Source: The Conversation – in French – By Nadia Seraiocco, Professeure associée, École des médias, Université du Québec à Montréal (UQAM)
Des millions de personnes participent quotidiennement à des débats politiques sur la plate-forme numérique X. À l’ère de l’intelligence artificielle, les usagers peuvent compter sur l’IA Grok, intégrée à la plate-forme. On peut ainsi lui demander d’analyser une publication en quelques clics à peine.
Le hic : Grok admet sans détour, si on lui pose la question, que ses réponses peuvent varier selon le contexte de la requête et l’information disponible.

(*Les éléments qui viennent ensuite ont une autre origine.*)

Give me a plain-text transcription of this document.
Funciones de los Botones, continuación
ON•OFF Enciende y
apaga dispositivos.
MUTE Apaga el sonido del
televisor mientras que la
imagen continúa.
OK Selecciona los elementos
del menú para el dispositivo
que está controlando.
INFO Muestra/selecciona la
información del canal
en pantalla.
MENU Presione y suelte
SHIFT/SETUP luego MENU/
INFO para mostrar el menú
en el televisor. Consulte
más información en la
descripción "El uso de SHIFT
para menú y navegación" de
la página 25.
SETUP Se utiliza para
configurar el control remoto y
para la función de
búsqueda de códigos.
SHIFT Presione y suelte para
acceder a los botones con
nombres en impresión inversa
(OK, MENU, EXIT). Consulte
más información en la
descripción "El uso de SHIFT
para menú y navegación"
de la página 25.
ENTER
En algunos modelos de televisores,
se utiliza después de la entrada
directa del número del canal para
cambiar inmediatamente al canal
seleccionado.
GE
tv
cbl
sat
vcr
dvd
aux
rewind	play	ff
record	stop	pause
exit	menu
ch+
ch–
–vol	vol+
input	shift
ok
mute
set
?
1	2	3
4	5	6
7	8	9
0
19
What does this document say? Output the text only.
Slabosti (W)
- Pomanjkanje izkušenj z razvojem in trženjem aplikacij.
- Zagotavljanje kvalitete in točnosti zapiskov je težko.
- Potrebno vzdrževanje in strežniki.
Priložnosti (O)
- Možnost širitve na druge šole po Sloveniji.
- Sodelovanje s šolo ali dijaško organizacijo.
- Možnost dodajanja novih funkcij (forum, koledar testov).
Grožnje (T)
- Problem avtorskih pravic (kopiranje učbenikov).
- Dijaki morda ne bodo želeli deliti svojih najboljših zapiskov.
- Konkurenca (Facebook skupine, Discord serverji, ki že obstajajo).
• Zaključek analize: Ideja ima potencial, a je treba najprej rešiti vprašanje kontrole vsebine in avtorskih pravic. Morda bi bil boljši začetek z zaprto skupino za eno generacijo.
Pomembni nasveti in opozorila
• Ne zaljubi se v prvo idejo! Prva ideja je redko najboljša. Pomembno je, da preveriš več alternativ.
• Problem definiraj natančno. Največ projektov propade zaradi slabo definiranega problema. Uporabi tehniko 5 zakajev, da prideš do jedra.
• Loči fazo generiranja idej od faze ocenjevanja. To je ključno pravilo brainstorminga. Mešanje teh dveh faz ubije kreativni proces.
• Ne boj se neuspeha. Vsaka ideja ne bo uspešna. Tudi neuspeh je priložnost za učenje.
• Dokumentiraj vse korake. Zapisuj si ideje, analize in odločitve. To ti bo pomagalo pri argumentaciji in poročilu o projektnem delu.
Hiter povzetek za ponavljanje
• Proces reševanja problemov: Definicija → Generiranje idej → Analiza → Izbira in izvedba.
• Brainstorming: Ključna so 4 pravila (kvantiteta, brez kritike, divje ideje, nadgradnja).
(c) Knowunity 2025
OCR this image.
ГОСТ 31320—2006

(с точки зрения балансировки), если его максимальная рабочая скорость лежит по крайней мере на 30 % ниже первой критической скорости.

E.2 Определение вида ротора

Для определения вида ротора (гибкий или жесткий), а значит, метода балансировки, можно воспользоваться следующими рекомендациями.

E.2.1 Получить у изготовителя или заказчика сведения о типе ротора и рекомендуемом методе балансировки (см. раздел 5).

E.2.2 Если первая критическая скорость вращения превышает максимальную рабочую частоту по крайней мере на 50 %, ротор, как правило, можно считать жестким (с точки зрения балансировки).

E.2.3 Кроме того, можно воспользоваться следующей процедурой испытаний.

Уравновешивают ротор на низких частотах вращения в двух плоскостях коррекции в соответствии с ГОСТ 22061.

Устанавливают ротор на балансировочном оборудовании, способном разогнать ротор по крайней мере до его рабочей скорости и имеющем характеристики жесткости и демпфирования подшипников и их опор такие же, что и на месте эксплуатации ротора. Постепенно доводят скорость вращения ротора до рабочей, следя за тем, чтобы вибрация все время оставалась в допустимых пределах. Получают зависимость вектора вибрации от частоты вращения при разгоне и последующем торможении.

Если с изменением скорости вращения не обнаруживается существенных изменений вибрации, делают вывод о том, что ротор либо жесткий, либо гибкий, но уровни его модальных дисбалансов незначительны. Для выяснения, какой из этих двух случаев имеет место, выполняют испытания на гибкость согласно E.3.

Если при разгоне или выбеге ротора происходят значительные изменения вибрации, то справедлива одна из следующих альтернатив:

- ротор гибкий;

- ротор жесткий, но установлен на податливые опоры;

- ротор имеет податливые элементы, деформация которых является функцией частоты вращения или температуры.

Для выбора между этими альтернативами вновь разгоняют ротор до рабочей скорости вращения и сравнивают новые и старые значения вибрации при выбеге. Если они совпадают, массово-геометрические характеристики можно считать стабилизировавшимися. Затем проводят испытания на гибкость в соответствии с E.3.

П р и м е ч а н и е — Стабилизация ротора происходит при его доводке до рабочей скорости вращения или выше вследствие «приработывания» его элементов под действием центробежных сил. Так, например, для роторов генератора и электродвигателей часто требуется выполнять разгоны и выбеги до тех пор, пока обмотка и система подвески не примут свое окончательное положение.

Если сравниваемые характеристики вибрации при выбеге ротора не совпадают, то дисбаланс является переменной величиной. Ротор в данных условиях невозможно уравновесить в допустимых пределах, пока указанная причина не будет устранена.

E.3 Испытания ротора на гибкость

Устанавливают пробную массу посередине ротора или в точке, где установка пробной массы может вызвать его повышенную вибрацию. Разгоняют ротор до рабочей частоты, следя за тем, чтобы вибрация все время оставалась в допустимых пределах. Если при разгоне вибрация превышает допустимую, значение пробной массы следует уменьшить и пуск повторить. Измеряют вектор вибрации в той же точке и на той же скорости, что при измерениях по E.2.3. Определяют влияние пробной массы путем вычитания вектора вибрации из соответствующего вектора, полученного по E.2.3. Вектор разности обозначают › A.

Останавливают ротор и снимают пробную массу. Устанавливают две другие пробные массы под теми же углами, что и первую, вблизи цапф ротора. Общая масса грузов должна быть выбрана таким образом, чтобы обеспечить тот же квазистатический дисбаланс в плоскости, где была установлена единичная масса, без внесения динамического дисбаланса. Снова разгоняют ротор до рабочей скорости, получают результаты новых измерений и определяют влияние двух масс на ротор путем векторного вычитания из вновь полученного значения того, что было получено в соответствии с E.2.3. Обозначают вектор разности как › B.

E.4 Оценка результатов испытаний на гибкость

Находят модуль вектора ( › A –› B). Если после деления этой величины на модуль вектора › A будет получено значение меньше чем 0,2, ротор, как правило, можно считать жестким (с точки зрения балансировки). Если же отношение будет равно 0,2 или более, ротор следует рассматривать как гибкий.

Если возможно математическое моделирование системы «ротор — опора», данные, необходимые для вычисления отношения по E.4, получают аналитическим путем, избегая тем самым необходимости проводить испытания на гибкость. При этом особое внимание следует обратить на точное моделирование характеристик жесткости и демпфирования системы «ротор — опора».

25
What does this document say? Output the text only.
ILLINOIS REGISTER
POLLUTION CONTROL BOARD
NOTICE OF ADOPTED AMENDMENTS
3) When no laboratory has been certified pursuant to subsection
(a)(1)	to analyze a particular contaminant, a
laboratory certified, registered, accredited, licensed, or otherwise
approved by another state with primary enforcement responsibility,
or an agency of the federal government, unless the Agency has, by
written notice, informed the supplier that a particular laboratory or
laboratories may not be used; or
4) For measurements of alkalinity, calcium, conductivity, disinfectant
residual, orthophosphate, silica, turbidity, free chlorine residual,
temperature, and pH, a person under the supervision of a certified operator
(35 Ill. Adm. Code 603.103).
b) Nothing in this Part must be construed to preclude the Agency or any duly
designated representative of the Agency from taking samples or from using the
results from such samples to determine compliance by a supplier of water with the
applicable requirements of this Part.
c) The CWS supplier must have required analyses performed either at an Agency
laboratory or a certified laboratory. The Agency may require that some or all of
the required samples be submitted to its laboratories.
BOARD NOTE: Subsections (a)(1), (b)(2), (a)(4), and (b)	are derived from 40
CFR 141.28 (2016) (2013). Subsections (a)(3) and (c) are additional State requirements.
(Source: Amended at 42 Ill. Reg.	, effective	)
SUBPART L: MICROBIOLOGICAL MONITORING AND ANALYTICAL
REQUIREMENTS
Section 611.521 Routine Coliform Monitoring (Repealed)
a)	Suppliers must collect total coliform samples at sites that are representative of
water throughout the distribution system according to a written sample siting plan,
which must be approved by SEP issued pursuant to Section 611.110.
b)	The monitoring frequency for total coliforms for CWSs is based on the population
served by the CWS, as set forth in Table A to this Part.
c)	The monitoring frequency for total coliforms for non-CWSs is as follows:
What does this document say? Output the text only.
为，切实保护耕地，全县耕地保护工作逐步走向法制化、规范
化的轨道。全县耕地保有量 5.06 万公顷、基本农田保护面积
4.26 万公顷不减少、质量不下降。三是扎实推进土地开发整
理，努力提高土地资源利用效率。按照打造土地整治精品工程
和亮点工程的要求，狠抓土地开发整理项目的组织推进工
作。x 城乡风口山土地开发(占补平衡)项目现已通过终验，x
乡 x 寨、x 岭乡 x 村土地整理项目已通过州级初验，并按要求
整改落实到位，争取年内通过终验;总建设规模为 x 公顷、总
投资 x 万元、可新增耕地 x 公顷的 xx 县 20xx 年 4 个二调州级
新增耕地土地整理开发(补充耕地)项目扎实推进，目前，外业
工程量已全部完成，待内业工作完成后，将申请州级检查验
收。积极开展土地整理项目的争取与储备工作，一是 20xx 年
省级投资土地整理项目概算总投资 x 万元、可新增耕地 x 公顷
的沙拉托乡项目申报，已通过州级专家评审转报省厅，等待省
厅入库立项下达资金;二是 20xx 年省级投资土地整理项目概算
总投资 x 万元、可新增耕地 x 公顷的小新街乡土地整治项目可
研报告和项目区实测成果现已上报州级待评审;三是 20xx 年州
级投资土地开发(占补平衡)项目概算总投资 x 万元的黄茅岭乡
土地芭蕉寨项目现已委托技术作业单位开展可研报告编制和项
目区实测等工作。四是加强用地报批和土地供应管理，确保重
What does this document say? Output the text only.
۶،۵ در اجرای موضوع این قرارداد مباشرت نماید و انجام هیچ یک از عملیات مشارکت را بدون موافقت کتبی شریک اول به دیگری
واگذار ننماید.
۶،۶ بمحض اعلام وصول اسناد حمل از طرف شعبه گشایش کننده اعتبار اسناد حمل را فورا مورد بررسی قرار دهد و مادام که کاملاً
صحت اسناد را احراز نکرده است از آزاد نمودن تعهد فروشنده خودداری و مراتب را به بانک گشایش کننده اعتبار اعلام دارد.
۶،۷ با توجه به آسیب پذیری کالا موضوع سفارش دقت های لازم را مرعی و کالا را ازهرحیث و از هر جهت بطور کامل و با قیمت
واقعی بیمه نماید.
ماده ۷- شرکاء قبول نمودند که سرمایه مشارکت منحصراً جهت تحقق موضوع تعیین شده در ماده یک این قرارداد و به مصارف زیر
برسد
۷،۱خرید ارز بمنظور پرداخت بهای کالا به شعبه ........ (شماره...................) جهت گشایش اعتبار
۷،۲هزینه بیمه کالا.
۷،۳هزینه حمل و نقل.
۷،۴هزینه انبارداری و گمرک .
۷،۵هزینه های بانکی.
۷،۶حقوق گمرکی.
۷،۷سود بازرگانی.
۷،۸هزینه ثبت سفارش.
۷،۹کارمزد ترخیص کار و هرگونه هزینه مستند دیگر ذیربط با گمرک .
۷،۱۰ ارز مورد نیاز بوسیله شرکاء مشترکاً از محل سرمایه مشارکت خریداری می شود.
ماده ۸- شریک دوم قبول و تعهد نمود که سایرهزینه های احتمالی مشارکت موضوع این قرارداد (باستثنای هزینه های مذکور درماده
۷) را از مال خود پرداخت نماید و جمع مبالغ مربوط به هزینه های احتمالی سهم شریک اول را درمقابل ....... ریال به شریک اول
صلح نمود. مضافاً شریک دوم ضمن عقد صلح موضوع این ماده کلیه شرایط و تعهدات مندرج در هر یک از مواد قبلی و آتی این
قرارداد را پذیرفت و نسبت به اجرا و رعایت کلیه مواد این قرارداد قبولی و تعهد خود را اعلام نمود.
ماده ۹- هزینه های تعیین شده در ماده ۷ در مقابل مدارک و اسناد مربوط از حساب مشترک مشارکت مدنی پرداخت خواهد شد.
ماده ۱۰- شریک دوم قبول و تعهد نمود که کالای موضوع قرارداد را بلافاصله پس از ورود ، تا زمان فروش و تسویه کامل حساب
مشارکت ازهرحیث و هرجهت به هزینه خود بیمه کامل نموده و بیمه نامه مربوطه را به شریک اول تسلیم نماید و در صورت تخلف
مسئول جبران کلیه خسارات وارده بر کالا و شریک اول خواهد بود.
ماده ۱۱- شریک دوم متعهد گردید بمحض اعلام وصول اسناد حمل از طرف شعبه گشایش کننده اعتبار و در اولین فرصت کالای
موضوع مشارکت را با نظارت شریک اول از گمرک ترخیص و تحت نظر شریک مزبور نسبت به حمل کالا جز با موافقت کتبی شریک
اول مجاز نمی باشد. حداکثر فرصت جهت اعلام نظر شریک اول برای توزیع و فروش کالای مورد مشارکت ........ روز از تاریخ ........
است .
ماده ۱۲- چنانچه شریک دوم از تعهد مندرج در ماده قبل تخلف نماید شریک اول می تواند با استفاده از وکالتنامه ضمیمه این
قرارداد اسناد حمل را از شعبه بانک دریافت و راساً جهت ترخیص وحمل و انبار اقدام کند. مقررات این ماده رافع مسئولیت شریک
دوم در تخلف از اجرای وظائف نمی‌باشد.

Pour réduire la désinformation, le propriétaire de la plate-forme, le milliardaire Elon Musk, a mis en place les Notes de la communauté. Mais ce système n’a plus la cote. L’usage des Notes a en effet considérablement diminué en 2025 : les soumissions de billets auraient chuté d’environ 50 % de janvier à mai, passant de près de 120 000 à moins de 60 000.
Professeure associée à l’UQAM en communication numérique, je constate avec préoccupation que Grok devient progressivement sur X le seul outil de vérification permettant aux usagers de vérifier de l’information : en un mot l’autorité et le fardeau de la vérité sont délégués à une IA.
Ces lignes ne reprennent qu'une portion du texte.